Dimension 4: ExecutionPhysics

Physical characteristics of execution.

Type	Description	Example
Idempotency	Safe to repeat	”Compilation is idempotent”
SideEffect	Side effects	”Writes files to ontoskills/“
PerformanceProfile	Performance characteristics	”O(n) on number of skills”

Dimension 5: Observability

How to observe and measure.

Type	Description	Example
SuccessIndicator	Success signals	”.ttl file generated without SHACL errors”
TelemetryPattern	Telemetry patterns	”Log extraction time per skill”

Dimension 6: SecurityGuardrail

Security guardrails.

Type	Description	Example
SecurityImplication	Security implications	”Requires API key in env var”
DestructivePotential	Destructive potential	”Can overwrite existing files”
FallbackStrategy	Fallback strategies	”Use cache if offline”

Dimension 7: CognitiveBoundary

Cognitive limits and ambiguity.

Type	Description	Example
RequiresHumanClarification	When to ask the user	”Ambiguous intent → ask for confirmation”
AssumptionBoundary	Assumptions made	”Assumes UTF-8 encoding”
AmbiguityTolerance	Ambiguity tolerance	”Accepts both .md and .MD”

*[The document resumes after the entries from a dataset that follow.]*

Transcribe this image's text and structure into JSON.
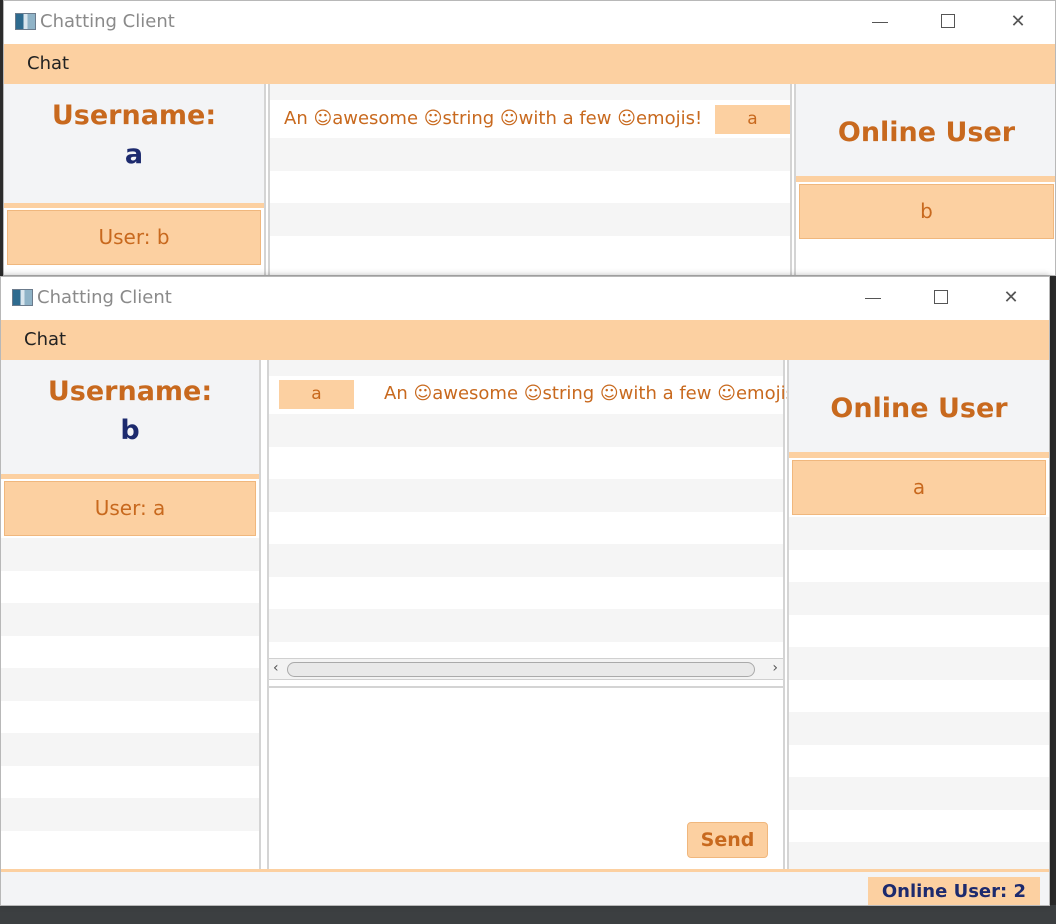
{
  "window_a": {
    "title": "Chatting Client",
    "menu": {
      "chat": "Chat"
    },
    "username_label": "Username:",
    "username_value": "a",
    "contacts": [
      "User: b"
    ],
    "messages": [
      {
        "text": "An ☺awesome ☺string ☺with a few ☺emojis!",
        "sender": "a",
        "side": "outgoing"
      }
    ],
    "online_header": "Online User",
    "online_users": [
      "b"
    ]
  },
  "window_b": {
    "title": "Chatting Client",
    "menu": {
      "chat": "Chat"
    },
    "username_label": "Username:",
    "username_value": "b",
    "contacts": [
      "User: a"
    ],
    "messages": [
      {
        "text": "An ☺awesome ☺string ☺with a few ☺emojis!",
        "sender": "a",
        "side": "incoming"
      }
    ],
    "send_label": "Send",
    "online_header": "Online User",
    "online_users": [
      "a"
    ],
    "status": "Online User: 2"
  },
  "colors": {
    "accent": "#fcd0a1",
    "accent_text": "#c8691e",
    "username_value": "#1c2a6e",
    "panel_bg": "#f3f4f6"
  }
}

Dimension 8: ResourceProfile

Resource profile.

Type	Description	Example
TokenEconomy	Token usage	”SPARQL query: ~100 tokens vs 50KB skill files”
ComputeCost	Compute cost	”LLM extraction: ~2s per skill”

Dimension 9: TrustMetric

Trust metrics.

Type	Description	Example
ExecutionDeterminism	How deterministic	”SPARQL: 100% deterministic”
DataProvenance	Data provenance	”Compiled by Claude 4 with verified hash”

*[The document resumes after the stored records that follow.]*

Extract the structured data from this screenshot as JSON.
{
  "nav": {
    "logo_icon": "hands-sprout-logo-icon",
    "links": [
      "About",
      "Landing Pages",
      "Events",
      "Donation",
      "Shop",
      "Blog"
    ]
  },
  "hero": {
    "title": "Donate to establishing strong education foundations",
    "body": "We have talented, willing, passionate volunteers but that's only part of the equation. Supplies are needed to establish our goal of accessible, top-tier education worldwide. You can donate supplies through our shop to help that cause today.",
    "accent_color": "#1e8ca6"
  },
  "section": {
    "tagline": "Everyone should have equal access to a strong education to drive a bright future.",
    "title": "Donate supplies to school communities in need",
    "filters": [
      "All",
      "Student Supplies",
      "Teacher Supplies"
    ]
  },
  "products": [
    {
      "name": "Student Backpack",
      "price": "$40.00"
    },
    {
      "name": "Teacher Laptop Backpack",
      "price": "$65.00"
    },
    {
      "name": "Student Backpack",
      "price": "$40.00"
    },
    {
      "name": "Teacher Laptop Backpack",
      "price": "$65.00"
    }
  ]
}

Dimension 10: LifecycleHook

Lifecycle hooks.

Type	Description	Example
PreFlightCheck	Pre-execution checks	”Verify ANTHROPIC_API_KEY is set”
PostFlightValidation	Post-execution validation	”Validate .ttl with SHACL”
RollbackProcedure	How to roll back	”Restore from .bak if validation fails”

Knowledge node structure

Each Knowledge Node has:

oc:kn_a1b2c3d4
  a oc:Heuristic ;
  oc:directiveContent "Prefer streaming for files >100MB" ;
  oc:appliesToContext "When processing large files" ;
  oc:hasRationale "Avoids OOM errors on low-RAM machines" ;
  oc:severityLevel "HIGH" .

Field	Description
`directiveContent`	The rule or insight
`appliesToContext`	When it applies
`hasRationale`	Why this rule exists
`severityLevel`	Importance: `CRITICAL`, `HIGH`, `MEDIUM`, `LOW`

Modular architecture

The skill as module

Each compiled skill is a self-contained .ttl file:

ontoskills/
├── core.ttl      # Core TBox (shared)
├── index.ttl                # Manifest with owl:imports
├── pdf/
│   └── ontoskill.ttl        # PDF skill module
├── markdown/
│   └── ontoskill.ttl        # Markdown skill module
└── email/
    └── ontoskill.ttl        # Email skill module

Pluggable knowledge

Add a skill → Drop a .ttl file
Remove a skill → Delete the .ttl file
Update a skill → Replace the .ttl file

The global ontology grows by addition, not modification.

Querying the knowledge

Find skills by intent

SELECT ?skill WHERE {
  ?skill oc:resolvesIntent "create_pdf"
}

Get knowledge nodes for a skill

SELECT ?content ?type WHERE {
  <skill:pdf> oc:impartsKnowledge ?node .
  ?node oc:directiveContent ?content .
  ?node a ?type .
}

Find all AntiPatterns

SELECT ?skill ?content WHERE {
  ?skill oc:impartsKnowledge ?node .
  ?node a oc:AntiPattern .
  ?node oc:directiveContent ?content .
}

Find all PreFlightChecks

SELECT ?skill ?content WHERE {
  ?skill oc:impartsKnowledge ?node .
  ?node a oc:PreFlightCheck .
  ?node oc:directiveContent ?content .
}

The value proposition

Before (Reading Files)	After (Ontology Query)
Parse 50 SKILL.md files	Single SPARQL query
~500KB text scan	~1KB query
Non-deterministic	Exact results
Context overflow	Query only what you need
LLM interprets	Graph returns

Knowledge becomes queryable. Intelligence becomes democratized.